Another thought that has impressed itself upon me is the superiority of
our religion over the religions of the east. When I visited China I had
a high conception of the philosophy of Confucius, but when I had seen Confucianism
applied to human life and exemplified in Chinese society; when I had studied
the words of Confucius I lost my admiration for the philosophy of Confucius.
I found that there were several points where this system came into direct
antagonism with the teachings of Christ. I have heard it said that Confucius
gave what was equivalent to the golden rule when he said: “Do not unto
others that which you would not have others do unto you.” But if you will
examine the difference you will find that there is a world wide space between
the negative doctrine of Confucius and the positive doctrine of the Nazarene.
The negative doctrine is not sufficient. Life means something better than
negative harmlessness; it means positive helpfulness prompted by love for
Once when Confucius was asked what he thought of the doctrine that you
should do good to those who injure you, his reply was that you should recompense
good with good, and evil with justice; but Christ says love your enemies,
and do good to those that hate you. How can you know what justice is if
revenge is rankling in your bosom? Christ gave us the doctrine that takes
from the heart the desire for revenge; by putting love in its place, He
makes it possible for men to know what justice is.
And as we traveled through India and saw the idolatry that one finds there;
as we saw them dip up water from the sacred Ganges; as we saw them bathing
the limbs of the dead in these waters to consecrate them before they were
burned; as we watched them in their devotion and in their superstitions,
our hearts turned with love and longing to the little churches of this
country where God is worshiped in a different way.
But, my friends, I am not here to speak to you to-night. It has been announced
that we are to have the pleasure of shaking hands with you as soon as I
have concluded my remarks. I have been taking a survey of this audience.

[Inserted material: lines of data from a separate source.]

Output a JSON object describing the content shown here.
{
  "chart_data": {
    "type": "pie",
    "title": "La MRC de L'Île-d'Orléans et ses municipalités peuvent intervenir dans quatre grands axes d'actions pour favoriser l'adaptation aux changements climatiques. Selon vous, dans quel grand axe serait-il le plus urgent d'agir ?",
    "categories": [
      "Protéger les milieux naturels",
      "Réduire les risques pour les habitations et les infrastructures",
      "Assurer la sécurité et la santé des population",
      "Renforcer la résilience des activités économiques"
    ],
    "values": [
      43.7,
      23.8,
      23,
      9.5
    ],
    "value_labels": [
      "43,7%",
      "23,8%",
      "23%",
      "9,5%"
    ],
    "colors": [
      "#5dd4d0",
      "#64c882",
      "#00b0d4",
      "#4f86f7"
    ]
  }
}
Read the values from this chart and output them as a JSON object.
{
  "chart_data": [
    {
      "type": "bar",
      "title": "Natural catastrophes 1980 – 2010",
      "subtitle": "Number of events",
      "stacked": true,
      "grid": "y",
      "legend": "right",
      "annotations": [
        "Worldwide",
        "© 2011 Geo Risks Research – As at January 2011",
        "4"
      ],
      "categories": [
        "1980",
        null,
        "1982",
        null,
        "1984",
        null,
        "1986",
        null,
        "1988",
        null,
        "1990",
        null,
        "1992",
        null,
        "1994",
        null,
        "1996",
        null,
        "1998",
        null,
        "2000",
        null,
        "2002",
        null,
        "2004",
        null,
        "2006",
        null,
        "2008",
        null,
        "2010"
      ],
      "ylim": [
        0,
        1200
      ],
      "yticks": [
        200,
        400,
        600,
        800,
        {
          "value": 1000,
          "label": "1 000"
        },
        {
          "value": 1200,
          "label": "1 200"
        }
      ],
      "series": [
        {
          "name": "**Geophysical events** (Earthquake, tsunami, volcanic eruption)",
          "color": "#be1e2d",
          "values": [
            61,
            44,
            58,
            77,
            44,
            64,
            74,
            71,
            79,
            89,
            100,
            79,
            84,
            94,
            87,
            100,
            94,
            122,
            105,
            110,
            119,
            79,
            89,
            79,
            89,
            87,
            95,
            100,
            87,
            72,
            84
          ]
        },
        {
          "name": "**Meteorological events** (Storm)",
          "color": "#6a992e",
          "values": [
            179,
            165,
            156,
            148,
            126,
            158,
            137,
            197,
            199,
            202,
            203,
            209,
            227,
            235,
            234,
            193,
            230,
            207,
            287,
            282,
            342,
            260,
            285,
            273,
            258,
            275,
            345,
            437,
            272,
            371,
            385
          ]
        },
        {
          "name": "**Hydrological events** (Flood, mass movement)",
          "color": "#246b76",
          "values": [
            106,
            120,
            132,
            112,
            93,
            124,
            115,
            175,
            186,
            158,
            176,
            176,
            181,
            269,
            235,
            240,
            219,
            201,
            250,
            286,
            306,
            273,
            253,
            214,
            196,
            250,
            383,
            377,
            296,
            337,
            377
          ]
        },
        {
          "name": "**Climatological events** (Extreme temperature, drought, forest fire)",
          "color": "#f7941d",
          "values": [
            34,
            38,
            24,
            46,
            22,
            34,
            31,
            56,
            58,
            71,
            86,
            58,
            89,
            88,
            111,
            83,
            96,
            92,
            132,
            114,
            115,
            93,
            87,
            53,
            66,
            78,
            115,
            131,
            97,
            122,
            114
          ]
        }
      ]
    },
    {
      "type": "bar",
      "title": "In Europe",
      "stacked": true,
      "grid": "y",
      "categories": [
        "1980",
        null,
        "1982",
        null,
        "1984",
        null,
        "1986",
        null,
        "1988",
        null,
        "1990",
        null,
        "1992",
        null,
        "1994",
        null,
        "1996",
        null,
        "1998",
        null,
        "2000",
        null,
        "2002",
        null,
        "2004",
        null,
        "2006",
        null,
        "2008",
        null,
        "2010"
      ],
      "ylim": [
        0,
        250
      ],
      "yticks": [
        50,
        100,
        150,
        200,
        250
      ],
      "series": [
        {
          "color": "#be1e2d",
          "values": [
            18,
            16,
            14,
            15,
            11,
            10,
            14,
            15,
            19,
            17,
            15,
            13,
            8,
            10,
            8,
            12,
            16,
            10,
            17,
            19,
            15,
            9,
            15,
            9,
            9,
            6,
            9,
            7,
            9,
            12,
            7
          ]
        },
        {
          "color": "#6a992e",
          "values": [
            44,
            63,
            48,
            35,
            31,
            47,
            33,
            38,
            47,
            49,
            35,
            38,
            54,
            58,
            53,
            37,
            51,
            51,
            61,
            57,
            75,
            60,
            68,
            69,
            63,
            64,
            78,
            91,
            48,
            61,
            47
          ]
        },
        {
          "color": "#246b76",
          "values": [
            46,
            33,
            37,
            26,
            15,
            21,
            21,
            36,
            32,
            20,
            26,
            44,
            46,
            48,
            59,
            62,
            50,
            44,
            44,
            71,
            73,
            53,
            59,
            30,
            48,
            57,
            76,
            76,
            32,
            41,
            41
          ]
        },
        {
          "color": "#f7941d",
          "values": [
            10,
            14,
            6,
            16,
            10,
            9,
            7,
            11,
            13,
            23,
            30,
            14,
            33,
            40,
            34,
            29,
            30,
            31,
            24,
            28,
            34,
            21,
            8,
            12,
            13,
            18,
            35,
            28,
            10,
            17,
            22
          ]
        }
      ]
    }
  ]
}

Mrs. Bryan and I have at times shaken hands with as many as 3,600 an hour,
and I have been looking over this audience and wondering how high the sun
would be in the sky tomorrow morning when we are through. As we have not
had our full quota of sleep since we landed in New York I must not postpone
that sleep too long. I shall not occupy more of your time than to say that
we come home again with delight. We have seen nothing abroad that is so
dear to us as home.
To-night we shall not rest on the trembling bosom of the mighty deep; we
shall rest rather on these billowy plains of the boundless West, and I
am sure that the alfalfa-scented air of these lands will be sweeter than
the spicy breezes of Ceylon. And I know that in our home upon the hill
where we can meet you and talk over the days when we have been absent we
will be far happier than we would be in any castle on the Rhine.